Seastrom has implemented strict controls to ensure manufacturing quality. Hludzenski explains that its employees follow documented processes that ensure the company stays in accordance with its industry certifications, including ISO 9001: 2015 and AS9100 Rev D.
These procedures cover all steps of the manufacturing process, ranging from when materials to are received to when the final products are shipped.
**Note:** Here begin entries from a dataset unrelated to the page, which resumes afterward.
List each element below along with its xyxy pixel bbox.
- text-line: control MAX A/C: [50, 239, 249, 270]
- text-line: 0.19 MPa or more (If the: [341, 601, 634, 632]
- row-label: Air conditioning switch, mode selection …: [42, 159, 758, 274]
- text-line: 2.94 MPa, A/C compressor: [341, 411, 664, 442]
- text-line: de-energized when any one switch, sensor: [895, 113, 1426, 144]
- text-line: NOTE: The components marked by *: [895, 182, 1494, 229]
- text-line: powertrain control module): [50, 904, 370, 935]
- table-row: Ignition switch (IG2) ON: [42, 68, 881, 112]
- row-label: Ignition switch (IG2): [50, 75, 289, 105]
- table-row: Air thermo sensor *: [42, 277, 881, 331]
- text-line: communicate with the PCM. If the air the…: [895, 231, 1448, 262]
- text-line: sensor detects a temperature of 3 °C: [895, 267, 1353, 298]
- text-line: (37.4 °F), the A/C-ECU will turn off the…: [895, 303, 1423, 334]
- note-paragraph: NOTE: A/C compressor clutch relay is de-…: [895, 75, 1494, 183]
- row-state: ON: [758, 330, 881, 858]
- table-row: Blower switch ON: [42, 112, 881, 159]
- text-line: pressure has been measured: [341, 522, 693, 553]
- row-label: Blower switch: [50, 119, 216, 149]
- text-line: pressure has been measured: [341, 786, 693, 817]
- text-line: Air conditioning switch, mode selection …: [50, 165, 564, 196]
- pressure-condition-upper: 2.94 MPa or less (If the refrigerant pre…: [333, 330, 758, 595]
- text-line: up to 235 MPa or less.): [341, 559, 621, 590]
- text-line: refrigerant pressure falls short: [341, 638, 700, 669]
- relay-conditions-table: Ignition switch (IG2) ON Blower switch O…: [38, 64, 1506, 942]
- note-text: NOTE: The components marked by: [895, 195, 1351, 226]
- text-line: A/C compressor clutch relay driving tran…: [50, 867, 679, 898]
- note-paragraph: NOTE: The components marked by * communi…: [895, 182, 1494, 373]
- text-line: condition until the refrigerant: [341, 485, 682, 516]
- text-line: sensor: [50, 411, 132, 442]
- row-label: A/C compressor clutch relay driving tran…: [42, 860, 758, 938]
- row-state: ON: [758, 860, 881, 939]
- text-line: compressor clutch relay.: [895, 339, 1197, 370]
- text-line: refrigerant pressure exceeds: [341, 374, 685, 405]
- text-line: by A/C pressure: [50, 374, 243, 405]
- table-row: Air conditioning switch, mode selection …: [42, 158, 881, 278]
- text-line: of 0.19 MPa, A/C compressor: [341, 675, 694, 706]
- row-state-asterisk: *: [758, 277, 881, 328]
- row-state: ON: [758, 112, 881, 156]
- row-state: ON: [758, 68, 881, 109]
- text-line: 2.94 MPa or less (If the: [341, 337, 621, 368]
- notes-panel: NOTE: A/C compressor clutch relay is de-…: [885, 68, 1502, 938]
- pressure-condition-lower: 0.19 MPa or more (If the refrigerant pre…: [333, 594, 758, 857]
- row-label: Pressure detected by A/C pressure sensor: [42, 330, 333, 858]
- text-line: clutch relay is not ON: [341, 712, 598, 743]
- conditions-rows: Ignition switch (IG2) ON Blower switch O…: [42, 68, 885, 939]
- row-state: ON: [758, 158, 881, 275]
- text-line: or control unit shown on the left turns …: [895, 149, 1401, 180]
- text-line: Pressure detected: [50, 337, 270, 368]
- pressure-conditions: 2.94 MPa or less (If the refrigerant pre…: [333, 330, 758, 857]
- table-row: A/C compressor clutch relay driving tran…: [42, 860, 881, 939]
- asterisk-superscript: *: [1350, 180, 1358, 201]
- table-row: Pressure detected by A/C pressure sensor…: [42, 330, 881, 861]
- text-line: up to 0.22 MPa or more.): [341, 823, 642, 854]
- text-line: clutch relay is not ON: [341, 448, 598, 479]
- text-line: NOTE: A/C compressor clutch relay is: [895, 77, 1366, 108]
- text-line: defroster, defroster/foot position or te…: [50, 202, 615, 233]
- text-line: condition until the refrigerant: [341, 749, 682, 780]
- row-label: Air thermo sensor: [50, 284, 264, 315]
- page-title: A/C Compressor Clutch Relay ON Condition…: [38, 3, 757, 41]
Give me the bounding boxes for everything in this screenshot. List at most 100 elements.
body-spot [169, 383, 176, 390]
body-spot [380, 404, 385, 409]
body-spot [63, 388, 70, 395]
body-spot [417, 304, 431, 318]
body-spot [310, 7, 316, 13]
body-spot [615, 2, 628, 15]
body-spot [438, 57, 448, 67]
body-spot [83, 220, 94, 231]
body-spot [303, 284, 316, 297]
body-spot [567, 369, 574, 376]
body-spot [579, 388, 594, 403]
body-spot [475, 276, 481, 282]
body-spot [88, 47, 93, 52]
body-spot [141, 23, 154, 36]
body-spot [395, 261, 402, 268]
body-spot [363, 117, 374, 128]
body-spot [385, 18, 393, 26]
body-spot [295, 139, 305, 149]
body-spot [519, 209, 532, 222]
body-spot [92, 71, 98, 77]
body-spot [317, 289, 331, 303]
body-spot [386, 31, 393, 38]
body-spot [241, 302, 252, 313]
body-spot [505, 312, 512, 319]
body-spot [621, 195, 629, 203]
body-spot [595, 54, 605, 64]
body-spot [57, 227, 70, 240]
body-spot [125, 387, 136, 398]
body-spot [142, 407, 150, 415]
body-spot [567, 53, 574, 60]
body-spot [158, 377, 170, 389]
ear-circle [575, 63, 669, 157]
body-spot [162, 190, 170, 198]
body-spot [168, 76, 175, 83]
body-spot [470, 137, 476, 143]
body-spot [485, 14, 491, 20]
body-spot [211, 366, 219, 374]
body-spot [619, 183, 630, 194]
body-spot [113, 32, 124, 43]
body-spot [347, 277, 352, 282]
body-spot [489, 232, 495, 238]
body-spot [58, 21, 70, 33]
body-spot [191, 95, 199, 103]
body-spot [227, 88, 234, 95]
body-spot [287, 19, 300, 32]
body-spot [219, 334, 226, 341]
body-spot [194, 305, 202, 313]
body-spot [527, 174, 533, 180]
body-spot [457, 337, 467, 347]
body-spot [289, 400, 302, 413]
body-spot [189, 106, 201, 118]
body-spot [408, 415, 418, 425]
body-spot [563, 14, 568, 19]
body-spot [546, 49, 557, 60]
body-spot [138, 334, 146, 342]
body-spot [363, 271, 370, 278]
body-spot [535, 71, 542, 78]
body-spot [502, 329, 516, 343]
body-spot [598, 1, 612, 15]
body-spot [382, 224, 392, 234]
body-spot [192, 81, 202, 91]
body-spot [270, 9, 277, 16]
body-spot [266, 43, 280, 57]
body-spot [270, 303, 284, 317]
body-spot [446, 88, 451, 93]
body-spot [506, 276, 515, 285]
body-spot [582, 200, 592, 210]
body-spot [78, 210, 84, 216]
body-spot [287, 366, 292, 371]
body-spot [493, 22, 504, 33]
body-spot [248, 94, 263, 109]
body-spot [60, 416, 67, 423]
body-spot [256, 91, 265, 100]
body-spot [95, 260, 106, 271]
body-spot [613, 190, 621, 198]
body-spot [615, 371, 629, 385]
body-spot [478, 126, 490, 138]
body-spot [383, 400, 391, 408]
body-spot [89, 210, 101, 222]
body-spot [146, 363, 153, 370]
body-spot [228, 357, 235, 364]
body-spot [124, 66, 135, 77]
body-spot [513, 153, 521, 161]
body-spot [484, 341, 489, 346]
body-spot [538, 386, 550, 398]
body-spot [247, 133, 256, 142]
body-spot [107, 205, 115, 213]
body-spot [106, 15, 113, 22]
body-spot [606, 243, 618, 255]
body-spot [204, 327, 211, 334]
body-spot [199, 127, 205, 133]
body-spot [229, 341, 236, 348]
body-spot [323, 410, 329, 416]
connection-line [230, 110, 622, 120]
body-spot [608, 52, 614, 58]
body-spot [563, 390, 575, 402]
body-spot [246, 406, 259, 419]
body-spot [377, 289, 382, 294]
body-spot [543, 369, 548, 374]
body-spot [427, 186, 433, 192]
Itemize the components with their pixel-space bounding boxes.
Third-parties, he notes, audit these processes on an annual basis. “We have to pass those audits for our certifications to remain relevant in our industry,” Hludzenski says.
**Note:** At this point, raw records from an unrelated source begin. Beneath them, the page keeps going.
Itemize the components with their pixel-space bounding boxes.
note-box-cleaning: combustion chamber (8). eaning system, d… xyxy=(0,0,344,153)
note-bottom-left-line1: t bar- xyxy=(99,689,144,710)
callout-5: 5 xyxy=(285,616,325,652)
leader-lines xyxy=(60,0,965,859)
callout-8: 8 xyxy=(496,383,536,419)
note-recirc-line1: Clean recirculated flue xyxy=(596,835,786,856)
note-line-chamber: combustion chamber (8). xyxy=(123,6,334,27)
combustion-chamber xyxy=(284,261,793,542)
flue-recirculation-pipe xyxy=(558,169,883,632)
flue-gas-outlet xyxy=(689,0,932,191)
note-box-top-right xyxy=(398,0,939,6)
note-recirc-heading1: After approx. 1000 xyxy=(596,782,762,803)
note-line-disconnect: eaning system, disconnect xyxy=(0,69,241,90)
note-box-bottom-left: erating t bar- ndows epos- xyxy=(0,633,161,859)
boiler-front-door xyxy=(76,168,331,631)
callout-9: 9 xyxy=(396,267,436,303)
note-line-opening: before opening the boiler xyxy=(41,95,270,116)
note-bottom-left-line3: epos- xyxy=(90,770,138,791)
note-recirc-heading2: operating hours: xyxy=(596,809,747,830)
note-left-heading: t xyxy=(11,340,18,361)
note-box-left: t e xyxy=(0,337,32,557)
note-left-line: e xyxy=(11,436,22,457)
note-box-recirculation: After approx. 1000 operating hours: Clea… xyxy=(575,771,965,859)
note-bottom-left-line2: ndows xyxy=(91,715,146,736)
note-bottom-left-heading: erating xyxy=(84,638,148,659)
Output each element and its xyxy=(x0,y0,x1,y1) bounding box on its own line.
Seastrom also takes steps to follow its customers’ requirements, which can include the use of domestic materials to need to follow Federal Aviation Administration regulations. “We have a quality flow down requirement list of 50-plus items that we have to adhere to,” he says. “Otherwise, they can’t use the parts.”
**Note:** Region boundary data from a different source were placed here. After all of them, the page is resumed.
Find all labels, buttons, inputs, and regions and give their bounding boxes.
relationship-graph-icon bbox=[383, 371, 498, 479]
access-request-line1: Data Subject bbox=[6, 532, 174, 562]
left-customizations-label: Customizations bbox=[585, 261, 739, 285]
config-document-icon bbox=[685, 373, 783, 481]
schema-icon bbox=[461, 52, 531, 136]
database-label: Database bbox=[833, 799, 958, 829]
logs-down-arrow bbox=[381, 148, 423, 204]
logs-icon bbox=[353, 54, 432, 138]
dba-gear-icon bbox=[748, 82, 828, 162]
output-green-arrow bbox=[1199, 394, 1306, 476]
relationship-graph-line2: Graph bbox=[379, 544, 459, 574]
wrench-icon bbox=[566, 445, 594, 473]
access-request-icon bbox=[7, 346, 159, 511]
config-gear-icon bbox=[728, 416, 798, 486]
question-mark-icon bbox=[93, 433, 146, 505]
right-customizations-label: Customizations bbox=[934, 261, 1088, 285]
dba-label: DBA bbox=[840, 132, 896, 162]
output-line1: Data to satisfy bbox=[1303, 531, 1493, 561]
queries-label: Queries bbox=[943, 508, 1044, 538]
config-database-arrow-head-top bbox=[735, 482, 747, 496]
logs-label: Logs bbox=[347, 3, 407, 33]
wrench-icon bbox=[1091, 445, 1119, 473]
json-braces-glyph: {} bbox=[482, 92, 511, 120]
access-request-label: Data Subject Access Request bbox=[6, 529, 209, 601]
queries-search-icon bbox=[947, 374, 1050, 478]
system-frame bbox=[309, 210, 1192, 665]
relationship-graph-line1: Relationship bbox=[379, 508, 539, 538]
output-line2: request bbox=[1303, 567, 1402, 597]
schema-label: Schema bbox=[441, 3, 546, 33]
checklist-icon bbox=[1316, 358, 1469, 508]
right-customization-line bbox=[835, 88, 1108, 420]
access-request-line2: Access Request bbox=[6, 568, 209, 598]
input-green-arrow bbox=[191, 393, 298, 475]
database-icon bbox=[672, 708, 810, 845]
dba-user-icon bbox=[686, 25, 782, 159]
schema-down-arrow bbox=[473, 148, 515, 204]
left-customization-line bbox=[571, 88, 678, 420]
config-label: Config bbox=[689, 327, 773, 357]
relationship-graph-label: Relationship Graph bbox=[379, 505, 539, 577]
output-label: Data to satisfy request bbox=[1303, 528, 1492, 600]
Seastrom’s strict controls also help promote safety in its facility. “That’s No. 1 on our list,” Hludzenski says, adding that the company maintains strong safety record.
The company also reinforces its safety philosophy at its semi-monthly plant meetings. “We continually make our employees aware of what needs to be [done] in a safe environment,” he says.
Seastrom is currently in growth mode. “The executive team is looking to add additional [salespeople] and managers to areas of the company to strengthen its position,” Hludzenski says, noting that he himself was a recent hire.
The company also just purchased new CNC equipment for machining, but it is not finished yet. “We have our wish list for more,” he says, adding that the company wants to grow its capabilities. “We strive to make that a reality.”
Seastrom also is using more alloys in the manufacture of its products, Hludzenski says. These include aerospace grade, nickel and titanium alloys.
“Some of the mills in the United States have trademarked alloys, where they’ve designed something based on a need their end users have,” he says. “They’re usually high in nickel or cobalt.” The company uses approximately a dozen of the alloys, with access to many more.
Hludzenski joined Seastrom last year. “I have always been in the industrial industry,” he says, adding that he takes pride in how the company focuses on improving its operations with new product lines and machinery.
“It’s a changing dynamic and people are inherently a little fearful of change,” he admits. “But what we’re most proud of is the continued commitment to adapting to our changing environment.”
Seastrom also makes sure to reward its employees when they successfully make these changes. “It makes people believers,” he says. “We’re a successful and greater company for doing it.”
Currently, the company is adapting to some of its clients implementing lean manufacturing and just-in-time initiatives in their own operations, which has led to less quantities being ordered. “We’ve seen volume throughout the years take a change,” he says.
“That’s something we have to deal with,” he says, noting that Seastrom’s diverse customer base helps it cope with this. “When one is up, one is down. No two customers are alike.”
Seastrom is excited for 2019. “We think it’s going to be another year of growth,” Hludzenski says. “We’re going to continue with our philosophy and I don’t see anything but good things coming in the future.”